Stehen solche Flächen nicht ausreichend zur Verfügung, können auch Grünland oder Landwirtschaftsflächen in Abstimmung mit der Bezirkshauptmannschaft und der Gemeinde in Flächen für Energiegewinnung umgewidmet werden. Dafür sind Bewilligungen des Naturschutzes und Landschaftsschutzes einzuholen. Eine Betriebsanlagengenehmigung braucht es in jedem Fall.

Solare Großanlage HELIOS am Grundstück der Altdeponie Köglerweg in Graz, mehrere Ausbaustufen, insgesamt 4,2 MW Wärmeleistung (6.000 m² Kollektorfläche) (Quelle: AEE INTEC)

Müssen Freiflächenanlagen direkt beim Wärmenetz errichtet werden?

Freiflächenanlagen werden immer in räumlicher Nähe zur Heizzentrale und dem Wärmenetz errichtet, um Kosten und Energieverluste der Transportleitung zu reduzieren. Je mehr Leistung das Wärmenetz allerdings hat, um größer kann die Distanz zum Kollektorfeld sein, da der Anteil der Verluste immer weniger ins Gewicht fällt. Bei einer Netz-Spitzenleistung von über 20 MW (etwas mehr als die Anschlussleistung im Fernwärmenetz Mürzzuschlag) kann die Kollektorfläche bis zu 5 Kilometer außerhalb der Stadt errichtet werden.

Distanzregeln für Kollektorfelder zum Wärmenetz je nach Wärmenetz-Anschlussleistung

Wird bei Freiflächenanlagen der Boden versiegelt?

Freiflächenanlagen werden ohne die Versiegelung des darunterliegenden Bodens errichtet. Die Kollektoren werden auf einer Unterkonstruktion montiert, die auf Stehern aus Metall aufgeständert ist. Diese Steher werden punktuell in den Boden eingeschlagen, der restliche Boden bleibt unberührt (nur Deponiegrundstücke bilden die Ausnahme, weil der Boden nicht durchgehend fest genug ist). Sollte die Solaranlage einmal in der Zukunft abgebaut werden müssen, werden die Steher aus dem Boden gezogen, zurück bleiben einfache Löcher im Boden, die wieder mit Erde verschlossen werden.

Auf der Freifläche aufgestellte Rammprofile (Steher) als Unterkonstruktion für Sonnekollektoren für eine Solare Großanlage
Reihe der in den Boden geschlagenen Steher für eine Freiflächenanlage (Quelle: Meriaura Energy/Savosolar)

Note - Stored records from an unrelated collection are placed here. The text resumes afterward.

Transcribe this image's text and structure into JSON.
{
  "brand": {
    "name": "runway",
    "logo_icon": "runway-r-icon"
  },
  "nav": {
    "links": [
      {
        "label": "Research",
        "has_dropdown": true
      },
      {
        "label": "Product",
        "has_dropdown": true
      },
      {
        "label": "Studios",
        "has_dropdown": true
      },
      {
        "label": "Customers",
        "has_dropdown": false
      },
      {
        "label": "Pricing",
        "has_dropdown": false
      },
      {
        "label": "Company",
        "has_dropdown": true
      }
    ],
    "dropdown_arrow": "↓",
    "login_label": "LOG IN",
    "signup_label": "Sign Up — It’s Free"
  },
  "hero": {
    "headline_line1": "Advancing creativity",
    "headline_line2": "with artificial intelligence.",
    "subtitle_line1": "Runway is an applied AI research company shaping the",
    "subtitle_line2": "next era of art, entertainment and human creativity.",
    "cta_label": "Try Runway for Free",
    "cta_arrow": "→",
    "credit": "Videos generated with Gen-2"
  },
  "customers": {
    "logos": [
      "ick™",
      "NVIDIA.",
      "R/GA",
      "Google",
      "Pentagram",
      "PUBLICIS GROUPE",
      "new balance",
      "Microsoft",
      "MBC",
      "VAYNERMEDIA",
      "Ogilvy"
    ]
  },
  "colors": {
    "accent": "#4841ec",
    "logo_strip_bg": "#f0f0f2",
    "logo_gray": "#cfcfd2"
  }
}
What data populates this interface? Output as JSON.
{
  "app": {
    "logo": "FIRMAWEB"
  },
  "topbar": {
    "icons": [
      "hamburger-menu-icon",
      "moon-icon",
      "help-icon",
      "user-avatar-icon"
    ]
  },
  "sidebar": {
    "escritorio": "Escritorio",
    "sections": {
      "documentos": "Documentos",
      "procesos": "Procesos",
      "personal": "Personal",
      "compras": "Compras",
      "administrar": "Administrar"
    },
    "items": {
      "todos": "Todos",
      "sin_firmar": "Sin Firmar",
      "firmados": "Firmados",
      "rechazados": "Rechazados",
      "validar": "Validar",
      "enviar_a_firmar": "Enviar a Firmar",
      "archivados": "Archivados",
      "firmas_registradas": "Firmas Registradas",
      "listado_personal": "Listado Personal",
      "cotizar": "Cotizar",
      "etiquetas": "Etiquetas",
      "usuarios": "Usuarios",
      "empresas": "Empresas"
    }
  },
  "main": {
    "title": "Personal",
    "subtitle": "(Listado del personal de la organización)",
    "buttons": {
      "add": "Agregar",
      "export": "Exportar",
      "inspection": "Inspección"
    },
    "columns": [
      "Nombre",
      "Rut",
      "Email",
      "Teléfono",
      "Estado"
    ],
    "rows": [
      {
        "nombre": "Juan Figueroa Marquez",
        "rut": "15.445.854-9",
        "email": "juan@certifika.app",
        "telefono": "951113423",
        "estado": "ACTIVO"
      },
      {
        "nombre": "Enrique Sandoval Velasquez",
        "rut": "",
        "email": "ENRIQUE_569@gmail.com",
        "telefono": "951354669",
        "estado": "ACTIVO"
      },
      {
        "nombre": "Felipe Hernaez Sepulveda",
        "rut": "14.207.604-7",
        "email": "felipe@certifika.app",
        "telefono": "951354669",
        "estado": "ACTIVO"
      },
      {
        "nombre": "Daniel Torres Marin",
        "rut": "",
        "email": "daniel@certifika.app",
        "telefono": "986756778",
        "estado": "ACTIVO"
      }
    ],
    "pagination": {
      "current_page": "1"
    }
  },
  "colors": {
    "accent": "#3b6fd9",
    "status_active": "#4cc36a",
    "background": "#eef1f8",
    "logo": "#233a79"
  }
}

Werden Insekten, Hasen, Fasane usw. durch die Freiflächenanlage gestört?

Bei Freiflächen für Solarwärme wird ein ökologisches Gesamtkonzept erarbeitet. Das Ziel ist, die Freifläche mit den Sonnenkollektoren als sogenannte Biodiversitätsfläche zu nutzen. In der Praxis wurde bei Freiflächen beobachtet, dass sich für Pflanzen und Tiere unter den Kollektoren und zwischen den Kollektorreihen sehr günstige Lebensbedingungen einstellen. Vor allem Bienen, Schmetterlinge und andere Insekten finden hier reichliche Lebensräume und viele Kleintiere (Fasane, Hasen,…) finden unter den Kollektoren Unterschlupf und richten sich Nistplätze und Rückzugsräume ein. Statt zwischen den Kollektorreihen zu mähen werden oft Schafe eingesetzt, um das Gras kurz zu halten. Das ökologische Gesamtkonzept bildet einen integralen Bestandteil der Anlagenplanung und orientiert sich an naturschutzrechtlichen und artenschutzrechtlichen Vorgaben.